Tim Burton, on the other hand, provides the world a special case – he thinks that his reasoning behind the lack of diversity in his recent films is justifiable. Interesting. The public has just started to realise that he never really casts people of colour in his feature films alone, as it’s always predominantly white or just Johnny Depp and Helena Bonham Carter as the main actors with a few white people as their supporting actors.

Just recently, Rachel Simon of Bustle interviewed Tim Burton regarding the lack of diversity within most, if not, all of his films. He states:

“Nowadays, people are talking about it more,” he says regarding film diversity. But “things either call for things, or they don’t. I remember back when I was a child watching The Brady Bunch and they started to get all politically correct. Like, OK, let’s have an Asian child and a black. I used to get more offended by that than just… I grew up watching blaxploitation movies, right? And I said, that’s great. I didn’t go like, OK, there should be more white people in these movies.”

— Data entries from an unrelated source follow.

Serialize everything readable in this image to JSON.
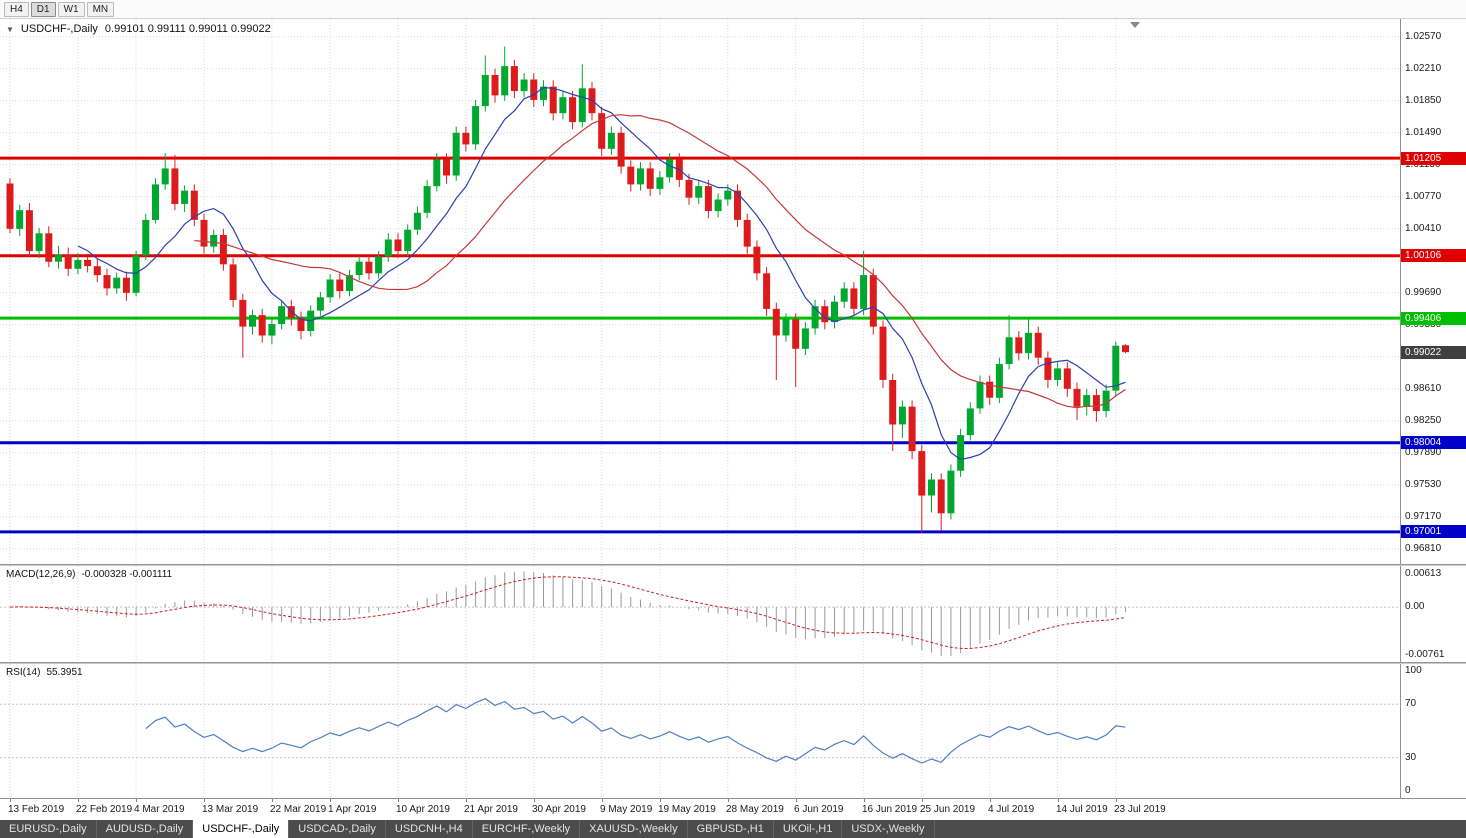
{
  "toolbar": {
    "timeframes": [
      "H4",
      "D1",
      "W1",
      "MN"
    ],
    "active": "D1"
  },
  "tabs": {
    "items": [
      {
        "label": "EURUSD-,Daily",
        "active": false
      },
      {
        "label": "AUDUSD-,Daily",
        "active": false
      },
      {
        "label": "USDCHF-,Daily",
        "active": true
      },
      {
        "label": "USDCAD-,Daily",
        "active": false
      },
      {
        "label": "USDCNH-,H4",
        "active": false
      },
      {
        "label": "EURCHF-,Weekly",
        "active": false
      },
      {
        "label": "XAUUSD-,Weekly",
        "active": false
      },
      {
        "label": "GBPUSD-,H1",
        "active": false
      },
      {
        "label": "UKOil-,H1",
        "active": false
      },
      {
        "label": "USDX-,Weekly",
        "active": false
      }
    ]
  },
  "chart_data": {
    "type": "candlestick",
    "symbol": "USDCHF",
    "timeframe": "Daily",
    "title": {
      "symbol": "USDCHF-,Daily",
      "ohlc": "0.99101 0.99111 0.99011 0.99022"
    },
    "colors": {
      "bull": "#00A830",
      "bear": "#DC1C1C",
      "grid": "#dadada",
      "ma_fast": "#2B3FAF",
      "ma_slow": "#C23B3B",
      "macd_hist": "#9a9a9a",
      "macd_signal": "#CC2222",
      "rsi_line": "#4E7FC4"
    },
    "price_axis": [
      {
        "v": 1.0257,
        "label": "1.02570"
      },
      {
        "v": 1.0221,
        "label": "1.02210"
      },
      {
        "v": 1.0185,
        "label": "1.01850"
      },
      {
        "v": 1.0149,
        "label": "1.01490"
      },
      {
        "v": 1.0113,
        "label": "1.01130"
      },
      {
        "v": 1.0077,
        "label": "1.00770"
      },
      {
        "v": 1.0041,
        "label": "1.00410"
      },
      {
        "v": 0.9969,
        "label": "0.99690"
      },
      {
        "v": 0.9933,
        "label": "0.99330"
      },
      {
        "v": 0.9861,
        "label": "0.98610"
      },
      {
        "v": 0.9825,
        "label": "0.98250"
      },
      {
        "v": 0.9789,
        "label": "0.97890"
      },
      {
        "v": 0.9753,
        "label": "0.97530"
      },
      {
        "v": 0.9717,
        "label": "0.97170"
      },
      {
        "v": 0.9681,
        "label": "0.96810"
      }
    ],
    "extra_gridlines": [
      1.0005,
      0.9897
    ],
    "hlines": [
      {
        "v": 1.01205,
        "label": "1.01205",
        "color": "#E00000"
      },
      {
        "v": 1.00106,
        "label": "1.00106",
        "color": "#E00000"
      },
      {
        "v": 0.99406,
        "label": "0.99406",
        "color": "#00BE00"
      },
      {
        "v": 0.98004,
        "label": "0.98004",
        "color": "#0000C8"
      },
      {
        "v": 0.97001,
        "label": "0.97001",
        "color": "#0000C8"
      }
    ],
    "current_price": {
      "v": 0.99022,
      "label": "0.99022",
      "badge": "#3F3F3F"
    },
    "moving_averages": [
      {
        "type": "SMA",
        "period": 8,
        "color": "#2B3FAF"
      },
      {
        "type": "SMA",
        "period": 20,
        "color": "#C23B3B"
      }
    ],
    "macd": {
      "label": "MACD(12,26,9)",
      "values_text": "-0.000328 -0.001111",
      "fast": 12,
      "slow": 26,
      "signal_period": 9,
      "axis_labels": [
        "0.00613",
        "0.00",
        "-0.00761"
      ]
    },
    "rsi": {
      "label": "RSI(14)",
      "value_text": "55.3951",
      "period": 14,
      "axis_labels": [
        "100",
        "70",
        "30",
        "0"
      ],
      "levels": [
        70,
        30
      ]
    },
    "date_ticks": [
      {
        "i": 0,
        "label": "13 Feb 2019"
      },
      {
        "i": 7,
        "label": "22 Feb 2019"
      },
      {
        "i": 13,
        "label": "4 Mar 2019"
      },
      {
        "i": 20,
        "label": "13 Mar 2019"
      },
      {
        "i": 27,
        "label": "22 Mar 2019"
      },
      {
        "i": 33,
        "label": "1 Apr 2019"
      },
      {
        "i": 40,
        "label": "10 Apr 2019"
      },
      {
        "i": 47,
        "label": "21 Apr 2019"
      },
      {
        "i": 54,
        "label": "30 Apr 2019"
      },
      {
        "i": 61,
        "label": "9 May 2019"
      },
      {
        "i": 67,
        "label": "19 May 2019"
      },
      {
        "i": 74,
        "label": "28 May 2019"
      },
      {
        "i": 81,
        "label": "6 Jun 2019"
      },
      {
        "i": 88,
        "label": "16 Jun 2019"
      },
      {
        "i": 94,
        "label": "25 Jun 2019"
      },
      {
        "i": 101,
        "label": "4 Jul 2019"
      },
      {
        "i": 108,
        "label": "14 Jul 2019"
      },
      {
        "i": 114,
        "label": "23 Jul 2019"
      }
    ],
    "candles": [
      [
        1.0092,
        1.0098,
        1.0036,
        1.0041
      ],
      [
        1.0041,
        1.0068,
        1.0033,
        1.0062
      ],
      [
        1.0062,
        1.007,
        1.001,
        1.0016
      ],
      [
        1.0016,
        1.0042,
        1.0008,
        1.0036
      ],
      [
        1.0036,
        1.0044,
        0.9998,
        1.0004
      ],
      [
        1.0004,
        1.0022,
        0.9996,
        1.0012
      ],
      [
        1.0012,
        1.002,
        0.9988,
        0.9996
      ],
      [
        0.9996,
        1.0014,
        0.999,
        1.0006
      ],
      [
        1.0006,
        1.0013,
        0.9992,
        0.9999
      ],
      [
        0.9999,
        1.0007,
        0.9981,
        0.9989
      ],
      [
        0.9989,
        0.9996,
        0.9966,
        0.9974
      ],
      [
        0.9974,
        0.9992,
        0.9968,
        0.9986
      ],
      [
        0.9986,
        0.9993,
        0.996,
        0.9969
      ],
      [
        0.9969,
        1.0016,
        0.9965,
        1.0011
      ],
      [
        1.0011,
        1.0058,
        1.0006,
        1.0051
      ],
      [
        1.0051,
        1.0098,
        1.0047,
        1.0091
      ],
      [
        1.0091,
        1.0126,
        1.0085,
        1.0109
      ],
      [
        1.0109,
        1.0124,
        1.0062,
        1.0069
      ],
      [
        1.0069,
        1.009,
        1.006,
        1.0084
      ],
      [
        1.0084,
        1.0091,
        1.0044,
        1.0051
      ],
      [
        1.0051,
        1.0058,
        1.0013,
        1.0021
      ],
      [
        1.0021,
        1.004,
        1.0014,
        1.0034
      ],
      [
        1.0034,
        1.0041,
        0.9994,
        1.0001
      ],
      [
        1.0001,
        1.0008,
        0.9953,
        0.9961
      ],
      [
        0.9961,
        0.9968,
        0.9896,
        0.9931
      ],
      [
        0.9931,
        0.995,
        0.9922,
        0.9944
      ],
      [
        0.9944,
        0.9951,
        0.9913,
        0.9921
      ],
      [
        0.9921,
        0.9941,
        0.9911,
        0.9934
      ],
      [
        0.9934,
        0.996,
        0.9928,
        0.9954
      ],
      [
        0.9954,
        0.9961,
        0.9932,
        0.9941
      ],
      [
        0.9941,
        0.9948,
        0.9917,
        0.9926
      ],
      [
        0.9926,
        0.9955,
        0.992,
        0.9949
      ],
      [
        0.9949,
        0.997,
        0.9943,
        0.9964
      ],
      [
        0.9964,
        0.999,
        0.9958,
        0.9984
      ],
      [
        0.9984,
        0.9991,
        0.9963,
        0.9971
      ],
      [
        0.9971,
        0.9995,
        0.9965,
        0.9989
      ],
      [
        0.9989,
        1.0011,
        0.9983,
        1.0004
      ],
      [
        1.0004,
        1.0011,
        0.9984,
        0.9991
      ],
      [
        0.9991,
        1.0016,
        0.9985,
        1.001
      ],
      [
        1.001,
        1.0036,
        1.0004,
        1.0029
      ],
      [
        1.0029,
        1.0036,
        1.0008,
        1.0016
      ],
      [
        1.0016,
        1.0046,
        1.001,
        1.004
      ],
      [
        1.004,
        1.0066,
        1.0034,
        1.0059
      ],
      [
        1.0059,
        1.0096,
        1.0053,
        1.0089
      ],
      [
        1.0089,
        1.0126,
        1.0083,
        1.0119
      ],
      [
        1.0119,
        1.0126,
        1.0092,
        1.0101
      ],
      [
        1.0101,
        1.0156,
        1.0095,
        1.0149
      ],
      [
        1.0149,
        1.0156,
        1.0128,
        1.0136
      ],
      [
        1.0136,
        1.0186,
        1.013,
        1.0179
      ],
      [
        1.0179,
        1.0236,
        1.0173,
        1.0214
      ],
      [
        1.0214,
        1.0221,
        1.0183,
        1.0191
      ],
      [
        1.0191,
        1.0246,
        1.0185,
        1.0224
      ],
      [
        1.0224,
        1.0231,
        1.0188,
        1.0196
      ],
      [
        1.0196,
        1.0216,
        1.0189,
        1.0209
      ],
      [
        1.0209,
        1.0216,
        1.0178,
        1.0186
      ],
      [
        1.0186,
        1.0208,
        1.0179,
        1.0201
      ],
      [
        1.0201,
        1.0208,
        1.0163,
        1.0171
      ],
      [
        1.0171,
        1.0196,
        1.0164,
        1.0189
      ],
      [
        1.0189,
        1.0196,
        1.0153,
        1.0161
      ],
      [
        1.0161,
        1.0226,
        1.0155,
        1.0199
      ],
      [
        1.0199,
        1.0206,
        1.0163,
        1.0171
      ],
      [
        1.0171,
        1.0178,
        1.0123,
        1.0131
      ],
      [
        1.0131,
        1.0156,
        1.0124,
        1.0149
      ],
      [
        1.0149,
        1.0156,
        1.0103,
        1.0111
      ],
      [
        1.0111,
        1.0118,
        1.0083,
        1.0091
      ],
      [
        1.0091,
        1.0116,
        1.0084,
        1.0109
      ],
      [
        1.0109,
        1.0116,
        1.0078,
        1.0086
      ],
      [
        1.0086,
        1.0106,
        1.0079,
        1.0099
      ],
      [
        1.0099,
        1.0126,
        1.0093,
        1.0119
      ],
      [
        1.0119,
        1.0126,
        1.0088,
        1.0096
      ],
      [
        1.0096,
        1.0103,
        1.0068,
        1.0076
      ],
      [
        1.0076,
        1.0096,
        1.0069,
        1.0089
      ],
      [
        1.0089,
        1.0096,
        1.0053,
        1.0061
      ],
      [
        1.0061,
        1.0081,
        1.0054,
        1.0074
      ],
      [
        1.0074,
        1.0091,
        1.0067,
        1.0084
      ],
      [
        1.0084,
        1.0091,
        1.0043,
        1.0051
      ],
      [
        1.0051,
        1.0058,
        1.0013,
        1.0021
      ],
      [
        1.0021,
        1.0028,
        0.9983,
        0.9991
      ],
      [
        0.9991,
        0.9998,
        0.9943,
        0.9951
      ],
      [
        0.9951,
        0.9958,
        0.9871,
        0.9921
      ],
      [
        0.9921,
        0.9946,
        0.9914,
        0.9939
      ],
      [
        0.9939,
        0.9946,
        0.9863,
        0.9906
      ],
      [
        0.9906,
        0.9936,
        0.9899,
        0.9929
      ],
      [
        0.9929,
        0.9961,
        0.9922,
        0.9954
      ],
      [
        0.9954,
        0.9961,
        0.9928,
        0.9936
      ],
      [
        0.9936,
        0.9966,
        0.9929,
        0.9959
      ],
      [
        0.9959,
        0.9981,
        0.9952,
        0.9974
      ],
      [
        0.9974,
        0.9981,
        0.9943,
        0.9951
      ],
      [
        0.9951,
        1.0016,
        0.9944,
        0.9989
      ],
      [
        0.9989,
        0.9996,
        0.9922,
        0.9931
      ],
      [
        0.9931,
        0.9938,
        0.9862,
        0.9871
      ],
      [
        0.9871,
        0.9878,
        0.9791,
        0.9821
      ],
      [
        0.9821,
        0.9848,
        0.9806,
        0.9841
      ],
      [
        0.9841,
        0.9848,
        0.9782,
        0.9791
      ],
      [
        0.9791,
        0.9798,
        0.9699,
        0.9741
      ],
      [
        0.9741,
        0.9766,
        0.9722,
        0.9759
      ],
      [
        0.9759,
        0.9766,
        0.9701,
        0.9721
      ],
      [
        0.9721,
        0.9776,
        0.9714,
        0.9769
      ],
      [
        0.9769,
        0.9816,
        0.9762,
        0.9809
      ],
      [
        0.9809,
        0.9846,
        0.9803,
        0.9839
      ],
      [
        0.9839,
        0.9876,
        0.9833,
        0.9869
      ],
      [
        0.9869,
        0.9876,
        0.9843,
        0.9851
      ],
      [
        0.9851,
        0.9896,
        0.9845,
        0.9889
      ],
      [
        0.9889,
        0.9944,
        0.9883,
        0.9919
      ],
      [
        0.9919,
        0.9926,
        0.9893,
        0.9901
      ],
      [
        0.9901,
        0.9941,
        0.9894,
        0.9924
      ],
      [
        0.9924,
        0.9931,
        0.9888,
        0.9896
      ],
      [
        0.9896,
        0.9903,
        0.9862,
        0.9871
      ],
      [
        0.9871,
        0.9891,
        0.9864,
        0.9884
      ],
      [
        0.9884,
        0.9891,
        0.9852,
        0.9861
      ],
      [
        0.9861,
        0.9868,
        0.9826,
        0.9841
      ],
      [
        0.9841,
        0.9861,
        0.9831,
        0.9854
      ],
      [
        0.9854,
        0.9861,
        0.9824,
        0.9836
      ],
      [
        0.9836,
        0.9866,
        0.9829,
        0.9859
      ],
      [
        0.9859,
        0.9914,
        0.9853,
        0.99095
      ],
      [
        0.99101,
        0.99111,
        0.99011,
        0.99022
      ]
    ]
  }
}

One of the most powerful Hollywood directors in our generation thinks that just because he watched blaxploitation films and didn’t complain about the lack of white people featured in them, people of colour shouldn’t complain about the lack of their representation in his films; a version of a well-known phrase: “Well, I talk to black people – I’m not racist”.

To me, he’s disregarding the existence of the people of colour who watch his films, who support his projects, and those who support him as a whole – as if people of colour’s very existence and presence in his films are not always necessary. That’s a problem.